Controversy over the recent, narrowly ratified eight-year contract extension between the Machinists and Boeing, covering 32,000 workers in the Pacific Northwest and Wichita, Kansas, will be a key issue in a Labor Department-ordered rerun election for the union's top jobs.
That vote could see the first real challenge to IAM president Tom Buffenbarger and his slate. It begins with nomination meetings in Machinists halls on Jan. 25. Lodges then pick from among nominees, by majority vote in each lodge, on Feb. 8.
Jay Cronk, a mechanic for New York's Metro North commuter railroad and a former top staffer at the Machinists' headquarters in the D.C. suburbs, heads the "IAM Reform" slate. Karen Asuncion, a 30-year United Airlines ramp services worker at Washington's National Airport, and Pat Maloney, a Machinist at Boeing's Gresham, Ore. plant who opposed the contract extension, seek two of the eight VP slots.
Cronk, Asuncion, Maloney, and their allies need endorsements in the Feb. 8 meetings from at least 25 of IAM's 800-plus local lodges to set up an actual contest.
Asuncion tried for an officer's spot before, then alerted the Labor Department to election process problems. The Department of Labor investigated and ruled that notice for nominations went out too late.
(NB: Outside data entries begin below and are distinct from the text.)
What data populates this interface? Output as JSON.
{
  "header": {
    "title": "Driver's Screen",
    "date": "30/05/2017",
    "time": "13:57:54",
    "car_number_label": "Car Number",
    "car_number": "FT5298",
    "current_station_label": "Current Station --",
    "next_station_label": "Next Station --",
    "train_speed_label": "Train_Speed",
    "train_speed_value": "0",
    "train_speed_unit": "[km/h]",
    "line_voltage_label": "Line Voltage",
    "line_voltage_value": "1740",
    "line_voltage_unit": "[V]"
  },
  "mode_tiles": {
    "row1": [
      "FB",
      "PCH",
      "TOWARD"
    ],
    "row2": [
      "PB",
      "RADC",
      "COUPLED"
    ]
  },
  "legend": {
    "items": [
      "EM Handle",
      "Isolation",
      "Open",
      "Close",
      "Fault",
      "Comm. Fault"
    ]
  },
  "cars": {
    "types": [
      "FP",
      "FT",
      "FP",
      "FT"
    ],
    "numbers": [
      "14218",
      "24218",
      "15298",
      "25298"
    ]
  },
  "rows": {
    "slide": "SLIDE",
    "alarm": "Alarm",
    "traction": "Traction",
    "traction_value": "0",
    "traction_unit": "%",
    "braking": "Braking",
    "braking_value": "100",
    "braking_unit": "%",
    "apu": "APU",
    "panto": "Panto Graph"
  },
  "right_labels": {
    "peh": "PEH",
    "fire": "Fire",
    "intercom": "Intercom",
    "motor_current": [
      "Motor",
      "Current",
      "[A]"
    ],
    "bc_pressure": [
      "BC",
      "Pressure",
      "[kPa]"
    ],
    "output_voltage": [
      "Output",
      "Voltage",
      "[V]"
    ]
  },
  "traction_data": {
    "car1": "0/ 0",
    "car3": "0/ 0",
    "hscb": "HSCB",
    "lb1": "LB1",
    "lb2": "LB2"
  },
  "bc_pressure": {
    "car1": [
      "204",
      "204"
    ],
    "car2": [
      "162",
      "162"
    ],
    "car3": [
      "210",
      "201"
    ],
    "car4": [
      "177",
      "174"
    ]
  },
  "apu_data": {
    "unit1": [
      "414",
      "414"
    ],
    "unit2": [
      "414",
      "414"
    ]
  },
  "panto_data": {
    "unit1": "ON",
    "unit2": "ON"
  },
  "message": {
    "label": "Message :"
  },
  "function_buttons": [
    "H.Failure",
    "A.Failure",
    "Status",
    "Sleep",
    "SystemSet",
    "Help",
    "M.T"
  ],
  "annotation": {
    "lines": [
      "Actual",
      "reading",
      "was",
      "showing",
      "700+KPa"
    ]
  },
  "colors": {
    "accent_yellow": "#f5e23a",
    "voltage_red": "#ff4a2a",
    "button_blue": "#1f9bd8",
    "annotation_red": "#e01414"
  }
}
The agency ordered, and will supervise, the re-run.
Already, the Boeing contract extension is a big issue, Maloney told the Northwest Labor Press. Buffenbarger sought and got a rerun vote on a modified version of the extension after the workers rejected the original - which froze traditional pensions for current workers and barred them for new hires - by a 2-to-1 margin.
The extension rewrite passed by 51 - 49 percent, over unanimous opposition of Local Lodge 751 leaders. The negotiating pressure was enormous, so much so that local president Tom Wroblewski said it wrecked his health. He's retiring Jan. 31.
Cronk says the contract extension was "very badly mishandled," the Labor Press reported. "They got themselves involved absent any input from the local leadership, and made commitments to Boeing they couldn't deliver. I wouldn't have brought that offer to members."
Maloney told the Labor Press he was already concerned about IAM leaders' decisions, but the contract pushed him in. "Commercial air manufacturing and use is in a boom time right now. We should never accept concessionary agreements when the economy is good," he said. The Boeing contract "radically severs the whole solidarity process," and destroys trust between members and the leadership, he added.